D’ailleurs les paysans, même se redressant contre leurs maîtres, étaient encore si doux, si humbles, si respectueux des privilèges antiques, si désireux de faire de nouveau la paix que leur manque d’audace les condamnait d’avance à la défaite. Ainsi que le disait un de leurs refrains, « ils ne pouvaient se guérir des prêtres ni des nobles », si bien que, pendant la guerre, ils confièrent volontiers la direction de leurs affaires non à des paysans comme eux mais à des chevaliers, presque tous traîtres futurs. Combien modestes étaient les réclamations contenues dans les « douze articles » que la noblesse de l’époque accueillit avec tant de fureur !

« Chaque commune doit avoir le droit de choisir un pasteur et de le destituer en cas d’indignité.

« Chaque commune doit payer la dîme ordonnée par l’Ancien Testament, mais elle ne doit pas en payer d’autre.

« Le servage est aboli, car il ne s’accorde point avec la rédemption de l’homme par Jésus-Christ ; mais la liberté chrétienne n’empêche pas l’obéissance envers l’autorité légitime.

« Le gibier, les oiseaux, les poissons d’eau courante appartiennent à tous.

« La propriété des forêts fait retour des seigneurs à la commune.

« La corvée n’est point permise, car il importe de se conformer aux usages antiques.

« Les seigneurs ne peuvent exiger des paysans que les services établis par contrat ; pour tout surcroît de travail, il leur faut payer un denier légitime.

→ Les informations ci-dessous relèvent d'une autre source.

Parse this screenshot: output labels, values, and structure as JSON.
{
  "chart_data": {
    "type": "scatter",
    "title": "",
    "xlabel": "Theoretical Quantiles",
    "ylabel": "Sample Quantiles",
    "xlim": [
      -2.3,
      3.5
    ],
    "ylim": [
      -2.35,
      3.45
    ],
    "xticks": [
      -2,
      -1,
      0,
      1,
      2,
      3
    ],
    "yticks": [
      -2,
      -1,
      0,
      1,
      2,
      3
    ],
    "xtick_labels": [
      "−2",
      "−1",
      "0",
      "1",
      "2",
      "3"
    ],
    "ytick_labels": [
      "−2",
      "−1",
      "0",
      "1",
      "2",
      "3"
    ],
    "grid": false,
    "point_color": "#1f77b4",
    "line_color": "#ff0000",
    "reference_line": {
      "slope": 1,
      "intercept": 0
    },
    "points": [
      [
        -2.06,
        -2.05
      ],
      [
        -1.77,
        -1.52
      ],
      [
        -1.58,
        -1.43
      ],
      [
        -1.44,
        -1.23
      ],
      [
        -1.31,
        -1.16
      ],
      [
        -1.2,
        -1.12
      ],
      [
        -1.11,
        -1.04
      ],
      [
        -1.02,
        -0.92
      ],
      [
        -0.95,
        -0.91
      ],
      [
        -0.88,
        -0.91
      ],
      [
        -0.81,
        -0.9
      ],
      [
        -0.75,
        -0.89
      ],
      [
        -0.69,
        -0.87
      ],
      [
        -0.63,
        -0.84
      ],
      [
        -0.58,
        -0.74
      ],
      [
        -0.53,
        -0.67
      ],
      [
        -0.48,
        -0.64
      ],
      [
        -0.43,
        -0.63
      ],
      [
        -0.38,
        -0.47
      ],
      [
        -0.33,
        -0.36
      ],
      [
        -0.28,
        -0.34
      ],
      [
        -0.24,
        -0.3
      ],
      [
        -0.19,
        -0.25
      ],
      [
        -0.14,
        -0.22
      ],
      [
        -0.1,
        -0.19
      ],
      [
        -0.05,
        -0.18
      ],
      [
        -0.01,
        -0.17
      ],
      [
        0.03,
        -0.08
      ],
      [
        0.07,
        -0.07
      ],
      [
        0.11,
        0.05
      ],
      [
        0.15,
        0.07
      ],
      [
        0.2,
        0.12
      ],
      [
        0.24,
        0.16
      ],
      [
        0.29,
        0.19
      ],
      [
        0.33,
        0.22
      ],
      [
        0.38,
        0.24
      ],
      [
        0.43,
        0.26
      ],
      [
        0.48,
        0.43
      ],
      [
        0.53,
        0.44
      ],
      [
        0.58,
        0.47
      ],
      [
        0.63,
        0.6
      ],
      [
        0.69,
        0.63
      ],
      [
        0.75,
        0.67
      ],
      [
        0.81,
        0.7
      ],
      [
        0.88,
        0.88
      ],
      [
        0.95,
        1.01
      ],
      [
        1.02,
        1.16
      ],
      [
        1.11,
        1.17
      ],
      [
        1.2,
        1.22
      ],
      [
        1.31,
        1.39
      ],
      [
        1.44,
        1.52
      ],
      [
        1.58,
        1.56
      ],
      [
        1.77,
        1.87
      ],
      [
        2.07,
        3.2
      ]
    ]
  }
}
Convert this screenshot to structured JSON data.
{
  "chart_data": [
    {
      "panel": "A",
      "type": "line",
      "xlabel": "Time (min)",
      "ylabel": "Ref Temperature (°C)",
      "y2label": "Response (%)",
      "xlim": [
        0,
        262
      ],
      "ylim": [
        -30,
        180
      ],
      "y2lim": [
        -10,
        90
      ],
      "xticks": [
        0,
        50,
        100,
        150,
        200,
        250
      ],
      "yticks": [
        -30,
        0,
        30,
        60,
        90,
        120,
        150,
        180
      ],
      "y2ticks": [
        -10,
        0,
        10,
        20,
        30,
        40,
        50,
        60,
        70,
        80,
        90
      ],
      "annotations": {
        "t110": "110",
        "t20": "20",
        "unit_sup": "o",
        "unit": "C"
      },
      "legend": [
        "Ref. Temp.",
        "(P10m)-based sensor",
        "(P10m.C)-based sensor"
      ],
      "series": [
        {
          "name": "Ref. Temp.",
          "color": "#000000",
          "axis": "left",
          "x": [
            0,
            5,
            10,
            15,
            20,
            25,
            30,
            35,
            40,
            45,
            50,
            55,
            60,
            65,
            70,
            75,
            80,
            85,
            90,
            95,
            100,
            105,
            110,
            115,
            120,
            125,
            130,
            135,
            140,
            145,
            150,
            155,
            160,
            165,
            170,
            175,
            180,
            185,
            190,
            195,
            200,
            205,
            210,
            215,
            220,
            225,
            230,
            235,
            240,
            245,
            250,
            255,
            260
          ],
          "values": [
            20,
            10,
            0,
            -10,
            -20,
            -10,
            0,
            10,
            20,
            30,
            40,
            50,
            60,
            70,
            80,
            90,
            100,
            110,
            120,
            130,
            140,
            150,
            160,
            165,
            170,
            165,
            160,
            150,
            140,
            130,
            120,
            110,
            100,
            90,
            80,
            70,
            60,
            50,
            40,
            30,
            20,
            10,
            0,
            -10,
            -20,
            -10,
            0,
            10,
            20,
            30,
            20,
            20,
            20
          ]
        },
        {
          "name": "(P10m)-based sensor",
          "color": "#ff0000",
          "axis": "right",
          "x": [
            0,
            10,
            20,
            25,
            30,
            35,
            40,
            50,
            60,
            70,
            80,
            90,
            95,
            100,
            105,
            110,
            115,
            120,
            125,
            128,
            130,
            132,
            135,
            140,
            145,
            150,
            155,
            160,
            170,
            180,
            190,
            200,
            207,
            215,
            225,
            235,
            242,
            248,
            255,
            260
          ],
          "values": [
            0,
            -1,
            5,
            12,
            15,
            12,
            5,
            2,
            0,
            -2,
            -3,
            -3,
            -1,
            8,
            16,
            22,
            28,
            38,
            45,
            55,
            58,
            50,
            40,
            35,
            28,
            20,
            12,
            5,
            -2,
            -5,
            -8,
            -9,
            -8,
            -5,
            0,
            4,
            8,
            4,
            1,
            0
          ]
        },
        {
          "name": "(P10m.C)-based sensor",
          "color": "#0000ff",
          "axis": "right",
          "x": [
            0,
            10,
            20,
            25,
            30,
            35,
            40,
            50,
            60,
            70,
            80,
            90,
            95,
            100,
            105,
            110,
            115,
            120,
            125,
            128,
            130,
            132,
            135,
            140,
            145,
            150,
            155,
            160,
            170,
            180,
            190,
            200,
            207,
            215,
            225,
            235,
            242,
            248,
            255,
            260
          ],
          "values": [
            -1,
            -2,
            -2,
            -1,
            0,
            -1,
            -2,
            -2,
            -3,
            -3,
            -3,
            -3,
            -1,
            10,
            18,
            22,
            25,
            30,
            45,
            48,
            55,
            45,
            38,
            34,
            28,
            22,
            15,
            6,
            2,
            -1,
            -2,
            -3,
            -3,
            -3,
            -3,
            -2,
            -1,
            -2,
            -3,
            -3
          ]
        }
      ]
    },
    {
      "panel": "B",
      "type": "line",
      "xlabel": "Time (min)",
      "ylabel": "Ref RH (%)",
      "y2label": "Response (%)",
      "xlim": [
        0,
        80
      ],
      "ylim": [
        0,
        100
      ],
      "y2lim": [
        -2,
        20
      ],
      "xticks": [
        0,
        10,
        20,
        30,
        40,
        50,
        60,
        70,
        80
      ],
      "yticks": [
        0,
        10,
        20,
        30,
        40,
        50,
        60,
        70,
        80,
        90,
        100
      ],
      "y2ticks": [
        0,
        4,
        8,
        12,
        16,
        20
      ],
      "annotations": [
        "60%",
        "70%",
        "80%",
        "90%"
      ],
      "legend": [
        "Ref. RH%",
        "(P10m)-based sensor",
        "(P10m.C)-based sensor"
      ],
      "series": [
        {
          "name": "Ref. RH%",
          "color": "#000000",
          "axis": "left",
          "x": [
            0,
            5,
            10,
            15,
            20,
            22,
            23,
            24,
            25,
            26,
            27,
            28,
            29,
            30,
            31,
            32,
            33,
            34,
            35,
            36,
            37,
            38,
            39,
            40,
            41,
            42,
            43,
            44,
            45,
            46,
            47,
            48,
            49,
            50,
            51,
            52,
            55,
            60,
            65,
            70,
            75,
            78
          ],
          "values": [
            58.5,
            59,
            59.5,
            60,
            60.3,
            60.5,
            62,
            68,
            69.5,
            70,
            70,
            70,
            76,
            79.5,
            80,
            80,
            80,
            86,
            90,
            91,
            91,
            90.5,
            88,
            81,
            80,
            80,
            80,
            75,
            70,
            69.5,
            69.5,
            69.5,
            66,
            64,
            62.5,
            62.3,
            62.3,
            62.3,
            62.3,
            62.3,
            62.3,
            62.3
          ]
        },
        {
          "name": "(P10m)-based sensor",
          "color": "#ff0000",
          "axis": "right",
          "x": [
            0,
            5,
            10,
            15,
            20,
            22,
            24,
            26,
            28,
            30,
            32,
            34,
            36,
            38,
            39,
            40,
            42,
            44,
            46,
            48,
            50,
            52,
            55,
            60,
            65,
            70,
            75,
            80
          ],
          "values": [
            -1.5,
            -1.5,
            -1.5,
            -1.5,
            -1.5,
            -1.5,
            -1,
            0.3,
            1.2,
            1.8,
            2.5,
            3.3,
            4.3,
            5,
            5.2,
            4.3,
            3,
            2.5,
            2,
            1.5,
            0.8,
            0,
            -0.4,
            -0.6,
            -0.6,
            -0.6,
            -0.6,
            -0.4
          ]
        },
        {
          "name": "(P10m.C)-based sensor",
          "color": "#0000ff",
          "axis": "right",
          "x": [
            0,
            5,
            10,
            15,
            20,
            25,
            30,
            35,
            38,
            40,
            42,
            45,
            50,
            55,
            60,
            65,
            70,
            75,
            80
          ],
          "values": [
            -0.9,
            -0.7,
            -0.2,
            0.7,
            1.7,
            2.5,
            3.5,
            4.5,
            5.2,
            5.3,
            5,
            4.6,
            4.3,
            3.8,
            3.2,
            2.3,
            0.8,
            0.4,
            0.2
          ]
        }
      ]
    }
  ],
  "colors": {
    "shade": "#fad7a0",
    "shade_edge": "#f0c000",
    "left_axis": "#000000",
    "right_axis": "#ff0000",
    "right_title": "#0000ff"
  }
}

« Lorsque les biens sont tellement surchargés d’impôts que le travail ne rapporte plus rien au cultivateur, le taux du loyer doit être réduit après arbitrage d’hommes honorables.

« Les amendes judiciaires ne doivent pas être accrues arbitrairement, mais il faut suivre les anciennes coutumes.

« Celui qui s’est emparé injustement des biens communaux est tenu de les rendre.